I suspect this phobia took root after high school, when I realized all of the homework I'd done for so many AP and "honors" classes had been tedious and boring but also not useful......college and the real world didn't work like that. Especially the long essays we wrote for English class that I spent hours on that I suspect my teachers didn't really read particularly carefully, or group projects presenting to other classmates about a research topic, those were really done to prepare students for the future, but did it really require all the busywork and extra effort? Also, sitting through hours and hours of orchestra practice: as grateful as I was to play at the actual concert, those hours sitting through rehearsal on Monday nights, especially when I had gone through a long day of school already, was not a productive use of time.

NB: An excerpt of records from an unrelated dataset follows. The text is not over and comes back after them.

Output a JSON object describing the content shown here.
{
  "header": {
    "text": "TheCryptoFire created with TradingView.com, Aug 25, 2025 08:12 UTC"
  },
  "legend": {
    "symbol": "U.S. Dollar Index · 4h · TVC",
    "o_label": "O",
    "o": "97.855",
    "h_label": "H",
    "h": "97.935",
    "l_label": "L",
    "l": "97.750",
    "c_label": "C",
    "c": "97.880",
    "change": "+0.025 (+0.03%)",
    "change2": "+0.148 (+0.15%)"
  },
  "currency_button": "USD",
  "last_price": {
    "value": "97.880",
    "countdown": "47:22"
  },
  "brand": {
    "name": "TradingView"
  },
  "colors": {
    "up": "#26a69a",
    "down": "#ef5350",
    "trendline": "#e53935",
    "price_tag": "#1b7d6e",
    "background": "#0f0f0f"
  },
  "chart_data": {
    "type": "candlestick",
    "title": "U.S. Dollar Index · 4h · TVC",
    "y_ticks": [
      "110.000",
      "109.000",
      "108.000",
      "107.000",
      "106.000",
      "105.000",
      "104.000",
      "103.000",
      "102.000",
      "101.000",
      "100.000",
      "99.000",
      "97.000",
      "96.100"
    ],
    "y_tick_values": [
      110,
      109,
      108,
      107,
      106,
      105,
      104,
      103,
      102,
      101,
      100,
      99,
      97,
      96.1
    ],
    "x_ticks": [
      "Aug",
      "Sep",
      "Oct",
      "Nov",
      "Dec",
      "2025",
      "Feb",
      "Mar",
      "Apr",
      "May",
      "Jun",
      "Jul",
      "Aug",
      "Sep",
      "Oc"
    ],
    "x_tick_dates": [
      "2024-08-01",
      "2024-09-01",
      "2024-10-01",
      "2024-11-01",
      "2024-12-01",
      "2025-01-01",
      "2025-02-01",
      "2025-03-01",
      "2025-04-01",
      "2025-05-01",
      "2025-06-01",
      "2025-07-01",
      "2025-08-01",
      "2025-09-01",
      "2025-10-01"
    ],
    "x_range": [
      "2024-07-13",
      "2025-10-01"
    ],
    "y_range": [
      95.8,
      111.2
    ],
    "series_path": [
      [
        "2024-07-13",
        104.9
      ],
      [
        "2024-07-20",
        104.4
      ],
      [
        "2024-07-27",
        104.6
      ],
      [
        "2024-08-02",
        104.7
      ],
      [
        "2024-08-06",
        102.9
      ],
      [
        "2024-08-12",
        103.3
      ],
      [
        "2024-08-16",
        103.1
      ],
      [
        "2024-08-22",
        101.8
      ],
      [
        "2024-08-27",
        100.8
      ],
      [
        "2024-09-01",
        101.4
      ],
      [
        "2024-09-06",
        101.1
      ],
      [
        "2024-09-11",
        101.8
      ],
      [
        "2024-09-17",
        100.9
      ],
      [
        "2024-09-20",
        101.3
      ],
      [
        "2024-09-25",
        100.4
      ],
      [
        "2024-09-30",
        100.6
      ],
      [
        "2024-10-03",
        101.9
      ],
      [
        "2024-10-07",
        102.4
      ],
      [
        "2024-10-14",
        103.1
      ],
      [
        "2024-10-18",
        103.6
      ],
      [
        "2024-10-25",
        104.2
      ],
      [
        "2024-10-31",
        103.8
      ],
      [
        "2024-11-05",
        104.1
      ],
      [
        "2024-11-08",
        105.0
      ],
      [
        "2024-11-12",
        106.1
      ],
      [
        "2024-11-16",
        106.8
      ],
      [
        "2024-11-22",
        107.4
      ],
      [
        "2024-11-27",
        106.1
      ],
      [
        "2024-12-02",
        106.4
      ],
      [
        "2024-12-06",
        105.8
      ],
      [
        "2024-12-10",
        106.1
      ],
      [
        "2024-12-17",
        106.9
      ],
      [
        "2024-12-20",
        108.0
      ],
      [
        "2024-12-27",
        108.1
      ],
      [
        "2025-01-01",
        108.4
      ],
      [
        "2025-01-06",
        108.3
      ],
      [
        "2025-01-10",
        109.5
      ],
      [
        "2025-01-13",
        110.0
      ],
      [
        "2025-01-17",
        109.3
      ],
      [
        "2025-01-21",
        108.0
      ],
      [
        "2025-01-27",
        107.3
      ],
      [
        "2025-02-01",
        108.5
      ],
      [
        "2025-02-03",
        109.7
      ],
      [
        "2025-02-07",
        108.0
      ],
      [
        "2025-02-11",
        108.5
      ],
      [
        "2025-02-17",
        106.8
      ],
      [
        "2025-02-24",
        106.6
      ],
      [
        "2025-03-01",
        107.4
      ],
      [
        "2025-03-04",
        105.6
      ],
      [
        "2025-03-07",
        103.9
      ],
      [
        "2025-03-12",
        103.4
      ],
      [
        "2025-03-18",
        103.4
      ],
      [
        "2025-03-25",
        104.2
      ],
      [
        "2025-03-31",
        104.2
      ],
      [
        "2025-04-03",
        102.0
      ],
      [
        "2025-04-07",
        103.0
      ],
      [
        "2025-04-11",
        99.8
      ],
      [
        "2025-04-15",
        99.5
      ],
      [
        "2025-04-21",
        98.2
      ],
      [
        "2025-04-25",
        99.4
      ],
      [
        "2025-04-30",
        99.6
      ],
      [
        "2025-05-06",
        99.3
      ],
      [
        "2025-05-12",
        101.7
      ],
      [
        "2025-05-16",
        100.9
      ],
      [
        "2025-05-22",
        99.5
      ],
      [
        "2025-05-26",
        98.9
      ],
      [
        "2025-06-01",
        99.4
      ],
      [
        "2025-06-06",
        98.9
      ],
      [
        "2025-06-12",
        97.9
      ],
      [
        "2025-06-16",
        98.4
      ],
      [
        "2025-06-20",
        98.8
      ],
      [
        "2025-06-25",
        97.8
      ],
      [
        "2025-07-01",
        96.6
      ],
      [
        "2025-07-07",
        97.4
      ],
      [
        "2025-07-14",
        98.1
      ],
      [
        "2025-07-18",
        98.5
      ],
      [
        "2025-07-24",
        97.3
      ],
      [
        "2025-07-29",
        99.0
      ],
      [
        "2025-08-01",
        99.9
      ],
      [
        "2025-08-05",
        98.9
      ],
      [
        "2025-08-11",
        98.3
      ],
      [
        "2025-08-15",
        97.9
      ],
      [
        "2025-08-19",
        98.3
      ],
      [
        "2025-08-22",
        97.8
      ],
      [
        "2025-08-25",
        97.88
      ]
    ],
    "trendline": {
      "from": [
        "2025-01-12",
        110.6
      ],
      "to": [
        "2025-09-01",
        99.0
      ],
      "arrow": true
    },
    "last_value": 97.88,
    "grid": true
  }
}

Much more recently and looking at it more philsophically, I often wonder if all those games of dodgeball mattered in the long run, or spending time at work earning every last cent (another day, another dollar) was a productive use of time or not. Yes, it was important to be gainfully employed and work to sustain life's other activities, and it's important to have fun once in a while and do things that we enjoy, but often I look back and wonder if I could have used those hours, days, weeks, even years in a more productive way to enjoy a more fruitful or meaningful life. But then as I'm pondering these difficult-to-answer questions, I realize the pondering itself is not that useful neither since I can't change the past and am delaying working on the future, so I stop and do something else. Quite the paradox.